Tapi itu dulu. Hardono yakin mahasiswa saat ini tak akan bertabiat seperti itu lagi. Apalagi bagi mereka yang bersedia masuk organisasi pergerakan di luar kampus. “Memang tidak mesti HMI. Yang penting, mahasiswah ikut dulu organisasi ekstra.”
Namun saat ditanyai lika-liku kebangkitan HMI – khususnya di UNS – pasca NKK/BKK, Hardono ternyata tidak tahu pasti.
“Begitu lulus, saya sudah memulai bisnis.”
HMI mulai menancapkan ideologinya di Surakarta sekitar tahun 1960-an. Anggotanya kurang lebih mencapai 100.000 orang. UNS pun terkena gaungnya. Enam belas tahun selepasnya, sejarah HMI dan UNS sama-sama dimulai. Ketua Bidang Kajian Keilmuwan HMI Komisariat Fakultas Hukum (FH) UNS periode 2015/2016, Hikmah Bima Odityo samar-samar mengenang memori itu. “Sekira tahun 1976, HMI langsung ada di UNS.”
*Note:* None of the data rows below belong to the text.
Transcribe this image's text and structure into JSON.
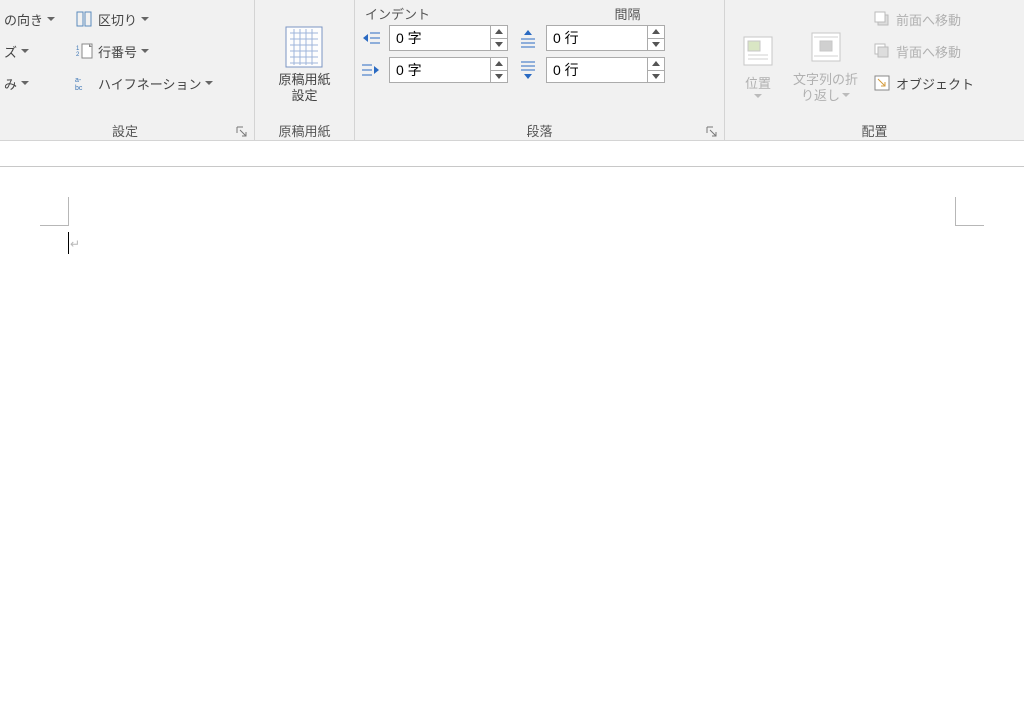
{
  "pageSetup": {
    "orientation": "の向き",
    "size": "ズ",
    "columns": "み",
    "breaks": "区切り",
    "lineNumbers": "行番号",
    "hyphenation": "ハイフネーション",
    "groupLabel": "設定"
  },
  "manuscript": {
    "line1": "原稿用紙",
    "line2": "設定",
    "groupLabel": "原稿用紙"
  },
  "paragraph": {
    "indentTitle": "インデント",
    "spacingTitle": "間隔",
    "left": {
      "value": "0 字"
    },
    "right": {
      "value": "0 字"
    },
    "before": {
      "value": "0 行"
    },
    "after": {
      "value": "0 行"
    },
    "groupLabel": "段落"
  },
  "arrange": {
    "position": "位置",
    "wrap1": "文字列の折",
    "wrap2": "り返し",
    "bringForward": "前面へ移動",
    "sendBackward": "背面へ移動",
    "object": "オブジェクト",
    "groupLabel": "配置"
  }
}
Alasannya, memang kalangan pelajar dari keluarga-keluarga Islam tradisional selepas revolusi kemerdekaan tidak memiliki pilihan lain kecuali bergabung dengan Pelajar Islam Indonesia (PII) dan HMI. Keputusan Kongres Al-Islam pada 1949 juga merekomendasikan PII dan HMI sebagai satu-satunya organisasi pelajar/mahasiswa Muslim (Yudi Latif: 468-469).
HMI memiliki banyak komisariat. “Tiap-tiap fakultas di Universitas Sebelas Maret (UNS) seharusnya ada komisariatnya,” lanjut Bimo. Namun, itu dulu sebelum HMI mengalami masa sepi kader di tahun 2011-2015.
Kini tinggal lima komisariat yang masih bertahan. “Masing-masing tersebar di Fakultas Keguruan dan Ilmu Pendidikan (FKIP), Fakultas Hukum (FH), Fakultas Kedokteran (FK), Fakultas Ekonomi dan Bisnis (FEB), dan Fakultas Pertanian (FP),” jelas Bimo mengingat-mengingat.
Ia kemudian menjelaskan manuver yang dilakukan HMI untuk menggaet sivitas akademika. Salah satunya dengan mendirikan lembaga keprofesian. “Kalau di FH sendiri namanya Lembaga Konsultasi Badan Hukum Mahasiswa Islam (LKBHMI).”
Lembaga tersebut memfasilitasi mahasiswa FH untuk belajar tentang advokasi di luar jam kuliah. Bimo lebih senang menyebutnya, “wadah trainning advokasi.” Selain LKBHMI, fakultas kedokteran pun memiliki lembaga keprofesian serupa. Lembaga Kesehatan Mahasiswa Islam (LKMI), namanya. Sama-sama mengusung konsep trainning keprofesian dan tak lupa memasukkan nilai-nilai Islam.
Manuver belum cukup. Ibnu Attoillah, ketua HMI komisariat FEB, mengaku pernah mengisi Achievement Motivation Trainning (AMT). “Di situ saya mengenalkan HMI.” Saat ditanya apakah menjelaskan HMI kepada mahasiswa baru dalam acara tersebut merupakan keharusan atau tidak, Ibnu langsung menolak. “Hanya kalau ditanya [tentang HMI] saja baru saya jelaskan.”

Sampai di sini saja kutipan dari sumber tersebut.